Mohon tunggu...
Subarkah
Subarkah Mohon Tunggu... Freelance

Suka nulis, suka nonton film, suka baca

Selanjutnya

Tutup

Love Pilihan

Saat Sibuk, Diri Kehilangan Hidup yang Nyata

17 Juli 2025   03:56 Diperbarui: 17 Juli 2025   03:56 76
+
Laporkan Konten
Laporkan Akun
Kompasiana adalah platform blog. Konten ini menjadi tanggung jawab bloger dan tidak mewakili pandangan redaksi Kompas.
Lihat foto
Foto oleh Simanta Saha di Unsplash 

 

Artikel reflektif ini mengajak kita menyadari bagian-bagian hidup yang sering terlewat saat terlalu sibuk, seperti waktu diam dan momen jeda, yang justru menyimpan makna terdalam kehidupan.


Tidak semua waktu kita jalani dengan sadar. Sebagian besar justru berlalu begitu saja tanpa kita hidupi. Waktu tunggu, momen diam, langkah kecil yang tak pernah kita beri makna. Artikel ini bukan tentang efisiensi atau manajemen waktu, melainkan tentang keberanian untuk hadir di detik yang tampak sepele. Karena bisa jadi, justru di situlah letak kehidupan yang paling utuh.

 

Kita hidup dalam dunia yang tidak sabar. Segala sesuatu berlomba untuk segera selesai, segera tercapai, dan jarang memberi ruang untuk berhenti sejenak. Dalam derasnya laju waktu yang kita kejar setiap hari, pernahkah kita bertanya: adakah detik yang tidak sempat kita hidupi?

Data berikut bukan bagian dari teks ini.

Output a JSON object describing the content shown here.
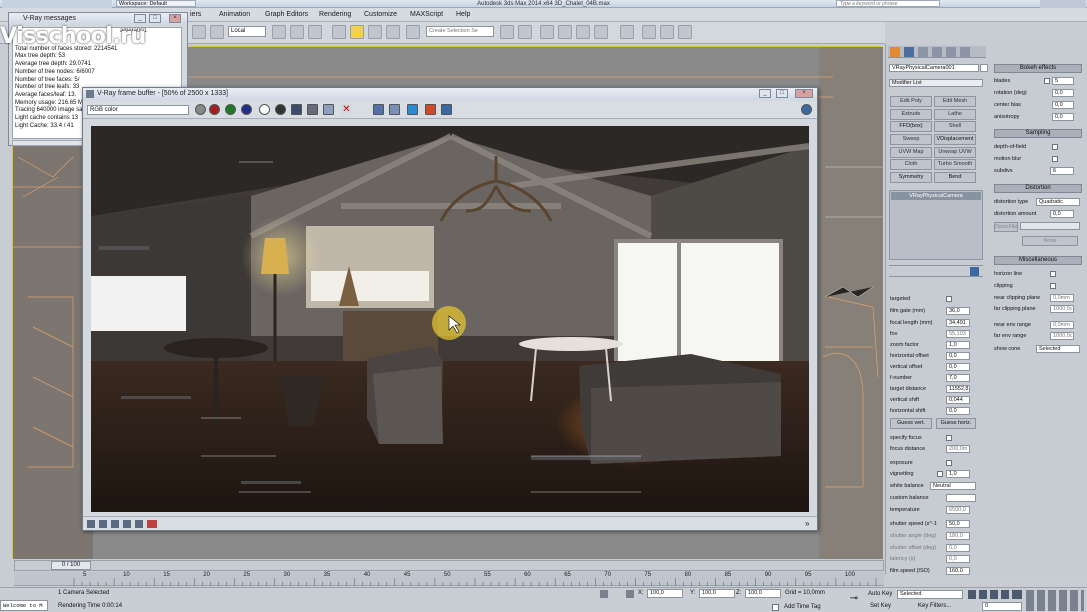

Malam ini, saat mesin cuci berdengung pelan dari sudut rumah dan bulan sabit menggantung seperti irisan keheningan di langit yang gelap, aku duduk diam. Tidak sedang melakukan apa-apa. Tidak pula sedang mengisi waktu luang dengan aktivitas produktif. Hanya duduk, menarik napas panjang dari hidung, menahannya sejenak, lalu melepaskannya perlahan. Nafas menjadi jangkar, tubuh mulai lembut, dan pikiran tetap saja berlari. Meloncat ke urusan esok hari, atau ke peristiwa lalu yang belum tuntas di hati. Tetapi aku mencoba untuk tetap hadir di sini. Di saat ini.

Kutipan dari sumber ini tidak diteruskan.